What the dialogue lacks in lyricism, it makes up for in intensity (this is a play about punk rock, after all) and even as she turns on Kit in the wake of the most stunning of the familial revelations, Max complains, “Every morning, I get up and pray I’ll be you, but I only ever end up hurting everyone I love.” It is her mother who has to half-scold half-reassure her, “You are not Melanie [or Kit], you’re Max.” Through all of this, Hixson more than holds her own against her older colleagues, simultaneously capturing innocence, sexuality, intelligence, and self-deception all the while successfully maintaining the persona and uncertainty of a teenage girl struggling to form an identity.
There are two men in the play: Nate (Tyler Young) who has a complex relationship with his “best friend” Max which is marked by affection (which is clearly reciprocated) and a fierce loyalty to her, but also a willingness, almost eagerness, to be used by her for sex and promotion. His earnestness is foiled by the pretentious, idiotic, and morally bankrupt, Roger (Brady Johnson): Collin’s boyfriend, a one-hit wonder, and producer with a phony British accent. While they are less powerful entities than the women who drive the show and of whom they stand in awe (Nate avowedly; Roger surreptitiously, perhaps even only on an unconscious level—although it has to be said that Johnson’s Roger borders so much on caricature that it has hard to imagine him having an unconscious). Ultimately, he and Nate literally come to blows over the role each will take in these women’s lives. That said, if Johnson and Young turn in less powerful performances, their characters’ are likewise less powerful forces than the women and Young more than captures the awe he feels around them and handles the last scene exceptionally well.
The blocking (Mitch Golob) is skilled, intense, and disarmingly gorgeous: capturing alternating moods of excitement (Max’s hope of a “Dark Hearts” reunion that will include her) and disaster, at the revelation of family secrets, possible overdoses, and the possibility of violence and looming threat of yet another abandonment (which turns out to be a theme in this family). The lighting (Claire Chrzan and Rachel Sypniewski) convincingly creates domestic and exterior spaces while taking turns the theatrical when appropriate. I don’t like punk rock so I’m not really able to evaluate the musical score (Heidi Rodewald) although it is impressive that almost every actor plays an instrument on stage, and it sounds just as jarring and professional as the punk rock one hears on the radio.
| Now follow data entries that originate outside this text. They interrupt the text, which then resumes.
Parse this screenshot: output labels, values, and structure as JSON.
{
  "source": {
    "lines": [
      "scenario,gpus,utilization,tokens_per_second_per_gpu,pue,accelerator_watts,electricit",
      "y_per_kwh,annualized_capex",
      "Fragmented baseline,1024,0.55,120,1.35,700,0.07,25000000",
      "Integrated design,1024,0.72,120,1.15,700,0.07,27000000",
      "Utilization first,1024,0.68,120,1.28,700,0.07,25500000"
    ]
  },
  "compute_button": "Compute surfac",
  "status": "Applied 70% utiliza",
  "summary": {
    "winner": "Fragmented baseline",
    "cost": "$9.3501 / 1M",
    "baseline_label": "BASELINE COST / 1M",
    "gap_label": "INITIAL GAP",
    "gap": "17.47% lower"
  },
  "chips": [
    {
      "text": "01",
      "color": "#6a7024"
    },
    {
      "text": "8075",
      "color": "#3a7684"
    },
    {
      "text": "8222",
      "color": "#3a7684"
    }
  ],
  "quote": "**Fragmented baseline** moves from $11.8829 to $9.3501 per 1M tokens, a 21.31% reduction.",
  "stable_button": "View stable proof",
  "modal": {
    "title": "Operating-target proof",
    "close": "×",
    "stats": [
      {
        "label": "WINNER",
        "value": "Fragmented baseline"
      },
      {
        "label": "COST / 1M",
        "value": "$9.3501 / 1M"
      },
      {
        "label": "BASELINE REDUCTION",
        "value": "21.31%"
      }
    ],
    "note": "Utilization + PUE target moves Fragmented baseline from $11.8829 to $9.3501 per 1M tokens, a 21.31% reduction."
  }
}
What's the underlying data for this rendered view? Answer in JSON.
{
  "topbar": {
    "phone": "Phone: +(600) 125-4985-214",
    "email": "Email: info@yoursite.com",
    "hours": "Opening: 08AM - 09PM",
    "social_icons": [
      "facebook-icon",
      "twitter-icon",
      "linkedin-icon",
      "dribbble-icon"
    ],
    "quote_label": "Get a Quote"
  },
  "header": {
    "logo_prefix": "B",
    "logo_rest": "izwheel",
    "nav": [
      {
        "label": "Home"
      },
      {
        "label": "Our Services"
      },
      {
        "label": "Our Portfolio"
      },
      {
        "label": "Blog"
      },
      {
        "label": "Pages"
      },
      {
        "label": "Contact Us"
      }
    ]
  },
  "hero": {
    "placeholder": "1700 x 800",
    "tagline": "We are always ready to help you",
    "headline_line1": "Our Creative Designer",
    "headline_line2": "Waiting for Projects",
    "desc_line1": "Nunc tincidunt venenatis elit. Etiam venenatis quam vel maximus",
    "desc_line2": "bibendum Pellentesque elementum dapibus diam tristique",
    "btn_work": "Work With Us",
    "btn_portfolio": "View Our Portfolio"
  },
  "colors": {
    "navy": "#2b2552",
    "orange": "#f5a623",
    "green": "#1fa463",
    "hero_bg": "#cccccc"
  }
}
InFUsion Theatre Company’s production of Crystal Skillman’s “Another Kind of Love” plays at the Chopin Theatre located at 1543 W. Division Ave. through June 14 with performances Thursday through Saturday at 7:30 pm and Sundays at 3 pm. Regular Tickets are $28. Senior Tickets are $20. Student and Industry Tickets (Thursdays and Sundays only) are $15. They can are on sale now at wwwInfusionThetare.com.